Standards are of vital importance in electronic communications. They establish a common language so that multiple systems can be independently developed by different manufacturers to interoperate
Computer Science professor A. S. Tanenbaum noted with sarcarsm on one of his books that the main virtue of standards is that there are so many to choose from. Obviously, it is not desirable that there are many rules for the same purpose, as the multiplicity of standards leads to the incompatibility of systems, market fragmentation and increased technical complexity in multi-standard support equipment. Thus, for example, a multiband phone supporting both GSM and UMTS will be more expensive than a single band GSM phone.
A standard usually defines only the internal features and input / output interface, leaving some room for implementation decisions. Thus, a terrestrial digital television receiver must meet the DVB-T especification, but as long as the requirements of the standard are satisfied, different implementations are possible.

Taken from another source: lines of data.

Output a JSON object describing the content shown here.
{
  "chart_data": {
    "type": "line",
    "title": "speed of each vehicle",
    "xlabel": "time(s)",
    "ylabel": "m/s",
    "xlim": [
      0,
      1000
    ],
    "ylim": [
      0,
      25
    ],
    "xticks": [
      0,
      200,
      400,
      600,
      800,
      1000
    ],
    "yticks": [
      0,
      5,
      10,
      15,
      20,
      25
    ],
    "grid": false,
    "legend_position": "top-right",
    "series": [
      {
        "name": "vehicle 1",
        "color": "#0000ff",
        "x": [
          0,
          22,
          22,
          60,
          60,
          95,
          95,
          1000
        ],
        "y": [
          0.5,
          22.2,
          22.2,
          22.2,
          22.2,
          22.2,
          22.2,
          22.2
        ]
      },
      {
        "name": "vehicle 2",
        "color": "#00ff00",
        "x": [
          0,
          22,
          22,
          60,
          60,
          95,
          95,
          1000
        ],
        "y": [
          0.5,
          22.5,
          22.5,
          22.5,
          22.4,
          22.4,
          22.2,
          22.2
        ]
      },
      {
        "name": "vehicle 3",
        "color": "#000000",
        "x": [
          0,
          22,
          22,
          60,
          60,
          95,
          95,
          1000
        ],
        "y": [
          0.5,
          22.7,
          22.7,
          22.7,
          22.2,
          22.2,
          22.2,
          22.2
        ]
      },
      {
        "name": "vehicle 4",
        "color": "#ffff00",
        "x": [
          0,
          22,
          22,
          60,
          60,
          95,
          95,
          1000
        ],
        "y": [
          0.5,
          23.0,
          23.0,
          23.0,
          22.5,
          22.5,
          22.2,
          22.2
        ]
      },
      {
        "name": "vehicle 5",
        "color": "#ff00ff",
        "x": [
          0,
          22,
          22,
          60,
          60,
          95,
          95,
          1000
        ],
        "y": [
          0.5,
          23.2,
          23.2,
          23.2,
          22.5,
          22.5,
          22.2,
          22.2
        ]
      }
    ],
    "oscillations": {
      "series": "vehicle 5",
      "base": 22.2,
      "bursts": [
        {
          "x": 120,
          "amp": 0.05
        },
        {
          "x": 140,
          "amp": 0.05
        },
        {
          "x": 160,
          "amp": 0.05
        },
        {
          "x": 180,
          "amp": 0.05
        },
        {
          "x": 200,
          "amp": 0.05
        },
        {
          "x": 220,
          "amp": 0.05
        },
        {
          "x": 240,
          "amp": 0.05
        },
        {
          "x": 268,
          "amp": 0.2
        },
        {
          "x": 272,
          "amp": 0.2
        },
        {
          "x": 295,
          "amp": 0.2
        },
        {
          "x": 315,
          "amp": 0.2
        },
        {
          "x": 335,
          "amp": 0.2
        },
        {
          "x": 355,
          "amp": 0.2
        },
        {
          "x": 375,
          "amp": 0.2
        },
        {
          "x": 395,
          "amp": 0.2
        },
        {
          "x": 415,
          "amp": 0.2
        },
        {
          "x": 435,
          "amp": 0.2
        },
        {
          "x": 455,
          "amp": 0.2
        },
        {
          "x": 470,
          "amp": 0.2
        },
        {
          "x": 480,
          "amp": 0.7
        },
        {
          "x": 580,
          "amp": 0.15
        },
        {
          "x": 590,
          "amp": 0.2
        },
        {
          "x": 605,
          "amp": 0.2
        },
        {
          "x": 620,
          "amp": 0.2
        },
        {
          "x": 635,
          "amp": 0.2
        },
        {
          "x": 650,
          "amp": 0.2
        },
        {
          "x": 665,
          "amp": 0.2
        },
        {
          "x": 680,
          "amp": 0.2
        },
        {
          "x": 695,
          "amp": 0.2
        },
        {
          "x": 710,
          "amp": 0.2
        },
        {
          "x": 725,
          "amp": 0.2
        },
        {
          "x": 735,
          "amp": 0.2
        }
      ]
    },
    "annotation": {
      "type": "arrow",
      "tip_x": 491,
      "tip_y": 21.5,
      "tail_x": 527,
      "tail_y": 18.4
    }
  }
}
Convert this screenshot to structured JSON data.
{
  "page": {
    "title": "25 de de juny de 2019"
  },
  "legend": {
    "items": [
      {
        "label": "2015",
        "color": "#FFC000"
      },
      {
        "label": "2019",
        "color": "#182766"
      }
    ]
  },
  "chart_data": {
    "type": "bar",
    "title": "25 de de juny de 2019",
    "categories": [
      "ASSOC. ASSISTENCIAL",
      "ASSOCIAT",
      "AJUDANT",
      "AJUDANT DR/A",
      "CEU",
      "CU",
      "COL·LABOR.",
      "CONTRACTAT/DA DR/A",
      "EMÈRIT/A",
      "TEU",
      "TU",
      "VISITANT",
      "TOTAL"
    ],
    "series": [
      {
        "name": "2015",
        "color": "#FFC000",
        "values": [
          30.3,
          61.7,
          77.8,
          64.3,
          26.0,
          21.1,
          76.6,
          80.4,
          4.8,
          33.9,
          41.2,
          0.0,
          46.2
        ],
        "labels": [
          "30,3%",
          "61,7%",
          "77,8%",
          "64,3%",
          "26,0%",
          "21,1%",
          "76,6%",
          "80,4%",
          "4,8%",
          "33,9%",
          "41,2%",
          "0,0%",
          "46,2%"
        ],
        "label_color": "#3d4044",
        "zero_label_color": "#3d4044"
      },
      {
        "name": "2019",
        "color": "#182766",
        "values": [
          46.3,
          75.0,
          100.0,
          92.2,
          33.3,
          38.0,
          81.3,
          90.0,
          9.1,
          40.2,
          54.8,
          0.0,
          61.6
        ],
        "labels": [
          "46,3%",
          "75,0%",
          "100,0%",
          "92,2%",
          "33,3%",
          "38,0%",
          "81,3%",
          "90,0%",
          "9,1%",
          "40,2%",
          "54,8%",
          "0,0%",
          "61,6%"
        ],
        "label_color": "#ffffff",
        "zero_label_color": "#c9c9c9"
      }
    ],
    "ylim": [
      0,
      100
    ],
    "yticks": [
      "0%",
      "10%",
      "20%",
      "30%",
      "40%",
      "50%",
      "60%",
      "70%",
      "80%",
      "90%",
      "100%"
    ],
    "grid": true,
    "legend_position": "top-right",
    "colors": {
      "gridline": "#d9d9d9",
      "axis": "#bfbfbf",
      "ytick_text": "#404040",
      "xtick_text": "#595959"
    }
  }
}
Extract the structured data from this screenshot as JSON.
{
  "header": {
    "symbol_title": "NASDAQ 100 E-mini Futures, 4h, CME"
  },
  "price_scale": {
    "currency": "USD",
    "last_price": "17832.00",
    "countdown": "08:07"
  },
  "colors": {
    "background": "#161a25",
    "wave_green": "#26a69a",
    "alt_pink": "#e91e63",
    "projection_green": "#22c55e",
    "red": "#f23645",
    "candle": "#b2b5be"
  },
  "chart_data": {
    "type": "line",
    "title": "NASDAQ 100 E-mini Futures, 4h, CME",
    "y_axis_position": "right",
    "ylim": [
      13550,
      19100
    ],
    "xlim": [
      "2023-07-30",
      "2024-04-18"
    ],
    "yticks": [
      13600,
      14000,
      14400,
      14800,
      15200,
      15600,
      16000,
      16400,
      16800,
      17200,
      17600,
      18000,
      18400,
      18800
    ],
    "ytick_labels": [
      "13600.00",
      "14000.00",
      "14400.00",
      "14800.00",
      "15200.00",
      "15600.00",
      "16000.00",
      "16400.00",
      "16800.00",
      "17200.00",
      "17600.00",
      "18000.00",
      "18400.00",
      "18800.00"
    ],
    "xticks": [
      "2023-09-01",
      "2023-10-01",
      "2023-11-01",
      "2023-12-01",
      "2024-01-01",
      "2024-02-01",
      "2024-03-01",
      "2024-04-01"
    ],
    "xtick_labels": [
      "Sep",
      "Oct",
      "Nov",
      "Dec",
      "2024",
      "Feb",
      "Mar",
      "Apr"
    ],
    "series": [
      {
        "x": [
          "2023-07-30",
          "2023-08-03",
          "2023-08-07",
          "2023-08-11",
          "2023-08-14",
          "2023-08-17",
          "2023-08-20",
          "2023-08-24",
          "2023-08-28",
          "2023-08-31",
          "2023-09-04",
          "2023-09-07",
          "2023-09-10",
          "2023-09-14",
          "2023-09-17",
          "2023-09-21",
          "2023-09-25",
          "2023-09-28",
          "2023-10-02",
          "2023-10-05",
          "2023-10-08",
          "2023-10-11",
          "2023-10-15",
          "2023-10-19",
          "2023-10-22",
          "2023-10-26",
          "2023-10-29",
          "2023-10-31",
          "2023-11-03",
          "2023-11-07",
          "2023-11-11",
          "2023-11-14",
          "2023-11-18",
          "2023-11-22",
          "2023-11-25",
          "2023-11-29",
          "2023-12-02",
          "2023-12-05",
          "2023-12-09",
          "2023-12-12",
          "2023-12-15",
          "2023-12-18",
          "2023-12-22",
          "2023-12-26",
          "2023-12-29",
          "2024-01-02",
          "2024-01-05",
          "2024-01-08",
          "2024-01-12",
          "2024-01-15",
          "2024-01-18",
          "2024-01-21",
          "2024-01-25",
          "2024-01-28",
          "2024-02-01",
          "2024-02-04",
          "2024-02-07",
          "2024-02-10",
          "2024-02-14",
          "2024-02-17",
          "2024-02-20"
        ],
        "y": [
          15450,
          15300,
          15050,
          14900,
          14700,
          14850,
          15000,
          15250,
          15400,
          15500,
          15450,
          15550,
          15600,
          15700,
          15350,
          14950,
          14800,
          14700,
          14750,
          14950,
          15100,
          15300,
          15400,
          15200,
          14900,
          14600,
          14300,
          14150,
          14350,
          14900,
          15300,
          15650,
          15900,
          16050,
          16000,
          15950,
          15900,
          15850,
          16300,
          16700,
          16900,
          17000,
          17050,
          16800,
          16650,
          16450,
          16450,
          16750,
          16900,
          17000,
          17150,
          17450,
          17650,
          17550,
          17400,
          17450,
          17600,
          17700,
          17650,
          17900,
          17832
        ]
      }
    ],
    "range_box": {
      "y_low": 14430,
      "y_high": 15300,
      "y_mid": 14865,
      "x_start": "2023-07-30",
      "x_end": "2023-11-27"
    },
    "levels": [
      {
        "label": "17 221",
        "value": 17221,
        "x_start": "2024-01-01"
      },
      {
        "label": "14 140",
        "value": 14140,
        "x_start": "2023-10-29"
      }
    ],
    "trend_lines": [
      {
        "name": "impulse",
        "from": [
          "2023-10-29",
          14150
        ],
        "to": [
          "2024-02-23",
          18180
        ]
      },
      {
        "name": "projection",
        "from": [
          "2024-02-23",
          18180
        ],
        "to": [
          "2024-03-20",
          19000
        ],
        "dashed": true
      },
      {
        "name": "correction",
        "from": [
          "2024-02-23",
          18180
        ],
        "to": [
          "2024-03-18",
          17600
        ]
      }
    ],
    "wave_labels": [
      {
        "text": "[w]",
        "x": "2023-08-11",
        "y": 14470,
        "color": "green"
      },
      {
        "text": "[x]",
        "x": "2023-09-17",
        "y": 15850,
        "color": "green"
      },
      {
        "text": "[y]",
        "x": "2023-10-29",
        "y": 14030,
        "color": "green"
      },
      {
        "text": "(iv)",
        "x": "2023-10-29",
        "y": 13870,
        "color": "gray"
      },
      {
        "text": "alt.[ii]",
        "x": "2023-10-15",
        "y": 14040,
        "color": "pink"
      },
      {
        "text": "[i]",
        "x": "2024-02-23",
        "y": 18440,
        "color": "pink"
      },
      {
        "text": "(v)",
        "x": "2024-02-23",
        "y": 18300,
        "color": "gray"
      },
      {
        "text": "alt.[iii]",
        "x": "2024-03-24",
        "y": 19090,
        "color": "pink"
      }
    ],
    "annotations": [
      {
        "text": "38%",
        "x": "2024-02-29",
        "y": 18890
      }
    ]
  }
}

Sometimes it is convenient to chop a complex standard into several parts, each operating as a separate box, defining a new interface that connects them. Thus, different manufacturers get specialized in different parts. As an example, manufacturers of network equipment for cellular networks Ericsson, Huawei, NEC, Nokia Siemens Networks, Alcatel-Lucent and Nortel have defined a technical specification called CPRI (Common Public Radio Interface), which splits a telephone base station into both radio and control sections, linked by a common interface. Thus, each part can benefit independently from technology improvement, and network operators have greater flexibility to combine equipment from different manufacturers. Similar considerations apply for the T2-MI interface (DVB-T2 Modulator Interface) which also allows to divide a distribution network of second-generation digital terrestrial television into both radio and processing independent parts.